By Carey Robertson, Director of Product Marketing, Mentor Graphics
IC physical verification requires a number of different types of checking, the most familiar being design rule checking (DRC), layout vs. schematic (LVS) checking, and parasitic extraction combined with circuit simulation. Fundamentally, it does not matter whether you are designing an analog, digital or memory circuit, and it does not matter if you are at the cell, block or full-chip level, you still have to meet the manufacturing requirements for that particular process, and you still need to verify that your logical representation matches your physical design. While EDA vendors have been successful in providing DRC and LVS platforms that can address all these different design styles and flows, parasitic extraction, on the other hand, does not fit well into a “one size fits all” solution.
Because extraction is a “means to an end,” you first need to consider what “end” you are trying to address, which means understanding what circuit simulation task would you like to perform. That simulation goal may be timing, noise analysis, signal integrity, IR drop, clock tree analysis, or some other static or dynamic simulation. Next, you need to factor in the design style (memory, analog, RF, digital ASIC, custom digital, SoC, cell libraries, etc.) and the abstraction level (transistor-level, cell-level, block-level, full-chip). One additional point to consider is that extraction models also vary substantially by process node, because as critical dimensions drop below 65 nm, the underlying electrical characteristics are increasingly sensitive to the interactions among adjacent devices. Once all of those criteria are defined, then you are ready to set up the parasitic extraction tool.
But wait, there’s more! As with any engineering problem, there is the standard tradeoff between performance and accuracy. How accurate do your results need to be, and how long are you willing to wait to attain that level of accuracy? What CPU resources are you able to utilize? What frequency are you running at, and do you need to consider all RCLK parasitics or a subset? This accuracy/performance tradeoff applies to downstream simulation as well. A very accurate simulation may require a very detailed netlist. As the detail and complexity of the netlist increases, so will turnaround time (TAT) of the subsequent simulation. Therefore, understanding netlist size and what level of parasitic reduction to apply is critical.
Does your head hurt yet? Does this decision matrix seem a bit daunting?
As you can imagine, the industry has evolved to the point where we have different extraction tools, engines, flows, and sub-flows to address the specialized solutions for both extraction and simulation. The problem is that having so many specialized tools incurs designer overhead (aka headache): higher learning curve costs, more effort to set up tools for multiple scenarios, and various data and use model mismatches.

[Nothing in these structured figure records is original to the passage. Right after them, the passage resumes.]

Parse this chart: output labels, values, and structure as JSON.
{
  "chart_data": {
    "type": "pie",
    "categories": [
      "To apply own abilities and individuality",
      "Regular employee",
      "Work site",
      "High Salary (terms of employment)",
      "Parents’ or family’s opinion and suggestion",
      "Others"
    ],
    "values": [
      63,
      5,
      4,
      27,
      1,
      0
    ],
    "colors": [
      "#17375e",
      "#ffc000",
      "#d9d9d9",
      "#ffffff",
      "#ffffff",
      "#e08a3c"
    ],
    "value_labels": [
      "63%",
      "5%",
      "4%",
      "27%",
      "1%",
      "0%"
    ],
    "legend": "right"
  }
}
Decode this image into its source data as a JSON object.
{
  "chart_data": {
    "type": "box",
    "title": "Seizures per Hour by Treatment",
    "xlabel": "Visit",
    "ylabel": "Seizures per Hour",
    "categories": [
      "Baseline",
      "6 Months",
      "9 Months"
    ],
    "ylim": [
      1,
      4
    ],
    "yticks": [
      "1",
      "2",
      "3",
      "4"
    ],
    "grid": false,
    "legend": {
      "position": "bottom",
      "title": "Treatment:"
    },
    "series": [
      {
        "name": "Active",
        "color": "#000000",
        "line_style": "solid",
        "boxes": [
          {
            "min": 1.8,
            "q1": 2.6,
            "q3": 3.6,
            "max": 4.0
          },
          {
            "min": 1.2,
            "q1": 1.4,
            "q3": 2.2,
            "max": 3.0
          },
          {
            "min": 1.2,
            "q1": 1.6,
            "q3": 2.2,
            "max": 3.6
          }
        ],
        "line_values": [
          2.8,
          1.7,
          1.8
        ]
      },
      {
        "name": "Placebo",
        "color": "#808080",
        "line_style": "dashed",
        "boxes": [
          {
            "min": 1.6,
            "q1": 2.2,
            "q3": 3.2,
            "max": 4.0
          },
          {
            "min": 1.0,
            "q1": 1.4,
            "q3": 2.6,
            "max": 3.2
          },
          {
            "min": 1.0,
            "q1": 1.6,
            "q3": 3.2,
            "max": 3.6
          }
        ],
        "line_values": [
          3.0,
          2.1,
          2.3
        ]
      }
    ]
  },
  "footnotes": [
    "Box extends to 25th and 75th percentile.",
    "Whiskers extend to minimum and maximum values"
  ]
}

What extraction users need is a very flexible and intelligent extraction environment that can adapt to all of their requirements with minimum effort. While there may be different models, engines, and data formats “under the covers,” users would prefer to access these capabilities and options through a uniform, parameterized interface, with the ability to easily adjust tradeoffs (such as speed and accuracy) to give them the best overall solution for their immediate needs. Such an environment should not require users to duplicate setup work, such as creating multiple rule decks when switching from one design style or from one node to another. For example, designers might want to do a “quick and dirty” extraction run to check block interconnects, then later refine accuracy on specific critical nets. . Ideally, this would be accomplished without extra setup time or redefining inputs and outputs.
Imagine a set of golf clubs—that’s how extraction should perform. Good golfers tell me they swing each club the same way and let the club do the work (this doesn’t work for me, but that’s what I’m told). In golf, the golfer considers several variables, such as desired height, desired distance, ball position, etc. From there, a club selection is made to meet those requirements. Every club has the same user interface, so the golfer does not have to learn new techniques for each club, but simply employs the same tried and true methods to be successful (If you don’t believe me, it does work well on TV). That’s the use model we should strive for in parasitic extraction, where the user considers the desired outcome first, then selects the best engine or mode of extraction to match that outcome. It should not require learning several new tools.
About the Author
Carey Robertson does a hit a golf ball from time to time. When he is not out losing golf balls, he is the Director of Product Marketing for Calibre’s Circuit Verification product line (LVS, PERC, and Parasitic Extraction products). He has been with Mentor Graphics for eleven years in various product and technical marketing roles. Prior to Mentor Graphics, Carey was a design engineer at Digital Equipment Corp., working on microprocessor development. Carey holds a BS from Stanford University and an MS from UC Berkeley.